Altitude: Diving at altitude reduces NDL because the ambient surface pressure is lower, meaning the pressure difference during ascent is proportionally larger.

What Happens When NDL Hits Zero?

You enter mandatory decompression. Your computer switches from showing NDL to showing required stop depths and times. You now must complete these stops before surfacing. Skipping mandatory deco stops significantly increases your DCS risk.

For recreational divers, entering deco is not ideal but it is not an emergency — as long as you have enough air to complete the stops and ascend calmly. Your computer will guide you through the required stops.
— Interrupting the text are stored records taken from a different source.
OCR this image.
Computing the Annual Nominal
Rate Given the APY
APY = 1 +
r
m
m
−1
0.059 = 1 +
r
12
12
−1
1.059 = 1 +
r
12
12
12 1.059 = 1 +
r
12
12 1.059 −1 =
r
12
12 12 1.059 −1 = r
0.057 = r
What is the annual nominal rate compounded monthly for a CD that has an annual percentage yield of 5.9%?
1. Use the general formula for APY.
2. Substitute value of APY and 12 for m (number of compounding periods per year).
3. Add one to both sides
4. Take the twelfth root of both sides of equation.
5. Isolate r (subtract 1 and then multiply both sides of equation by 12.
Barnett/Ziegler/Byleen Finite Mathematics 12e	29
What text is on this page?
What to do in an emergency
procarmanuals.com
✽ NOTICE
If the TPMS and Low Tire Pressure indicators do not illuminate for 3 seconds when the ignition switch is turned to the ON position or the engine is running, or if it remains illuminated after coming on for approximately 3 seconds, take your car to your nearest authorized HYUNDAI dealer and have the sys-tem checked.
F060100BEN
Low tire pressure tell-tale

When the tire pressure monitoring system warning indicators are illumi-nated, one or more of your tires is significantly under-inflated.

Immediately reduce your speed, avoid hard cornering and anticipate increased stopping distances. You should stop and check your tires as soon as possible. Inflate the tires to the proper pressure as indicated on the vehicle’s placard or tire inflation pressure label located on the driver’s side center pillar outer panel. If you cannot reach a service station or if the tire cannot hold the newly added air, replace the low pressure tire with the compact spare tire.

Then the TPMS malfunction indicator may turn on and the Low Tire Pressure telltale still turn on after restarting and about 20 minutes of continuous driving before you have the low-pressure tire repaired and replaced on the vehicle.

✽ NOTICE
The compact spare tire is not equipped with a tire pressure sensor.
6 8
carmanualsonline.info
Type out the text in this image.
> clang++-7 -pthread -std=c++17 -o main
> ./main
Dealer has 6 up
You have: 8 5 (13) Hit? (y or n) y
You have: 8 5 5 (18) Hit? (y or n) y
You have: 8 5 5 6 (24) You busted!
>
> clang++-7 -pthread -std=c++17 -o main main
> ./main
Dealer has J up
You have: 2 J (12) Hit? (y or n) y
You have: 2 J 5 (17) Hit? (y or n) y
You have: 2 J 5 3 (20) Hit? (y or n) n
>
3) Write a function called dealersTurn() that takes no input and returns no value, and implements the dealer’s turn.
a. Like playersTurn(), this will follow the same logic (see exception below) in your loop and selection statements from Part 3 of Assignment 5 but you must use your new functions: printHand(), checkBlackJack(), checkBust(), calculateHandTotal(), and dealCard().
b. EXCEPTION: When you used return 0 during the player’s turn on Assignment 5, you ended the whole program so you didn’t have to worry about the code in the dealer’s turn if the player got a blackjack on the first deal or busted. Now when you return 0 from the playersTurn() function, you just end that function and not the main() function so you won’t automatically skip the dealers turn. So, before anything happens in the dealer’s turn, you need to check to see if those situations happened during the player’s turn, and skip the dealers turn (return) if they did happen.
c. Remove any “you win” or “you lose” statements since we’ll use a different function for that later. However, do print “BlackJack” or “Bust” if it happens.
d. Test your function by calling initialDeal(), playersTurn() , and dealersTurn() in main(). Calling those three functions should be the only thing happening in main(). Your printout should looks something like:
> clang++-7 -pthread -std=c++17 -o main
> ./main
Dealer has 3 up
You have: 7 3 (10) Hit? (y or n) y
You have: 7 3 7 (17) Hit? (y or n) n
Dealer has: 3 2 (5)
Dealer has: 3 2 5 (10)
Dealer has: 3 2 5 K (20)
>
The best approach is to monitor your NDL throughout the dive and begin your ascent with comfortable NDL remaining.

Building in a Safety Margin

Experienced recreational divers typically plan to begin their ascent with at least 5–10 minutes of NDL remaining, rather than pushing to zero. This provides a buffer for unexpected delays during ascent (helping a buddy, clearing gear, slow ascent past currents). Combined with a three-minute safety stop, this practice keeps you well within safe limits on every dive.

Rule of Thumb

Watch your NDL like you watch your air gauge: plan to start ascending while you have plenty remaining, not when the numbers are critical.

Frequently Asked Questions

Is it dangerous to hit zero NDL?
It is not an emergency, but it means you now have mandatory decompression stops to complete before surfacing. For recreational divers, the best practice is to plan your ascent while NDL still shows comfortable time remaining. If you do enter deco accidentally, follow your computer's displayed stops calmly.
Does nitrox give you more NDL?
Yes. Nitrox has a lower nitrogen fraction than air, so your tissues absorb nitrogen more slowly at the same depth. EAN32 at 24 meters gives significantly more NDL than air at 24 meters. However, nitrox also has a shallower maximum operating depth due to oxygen toxicity limits.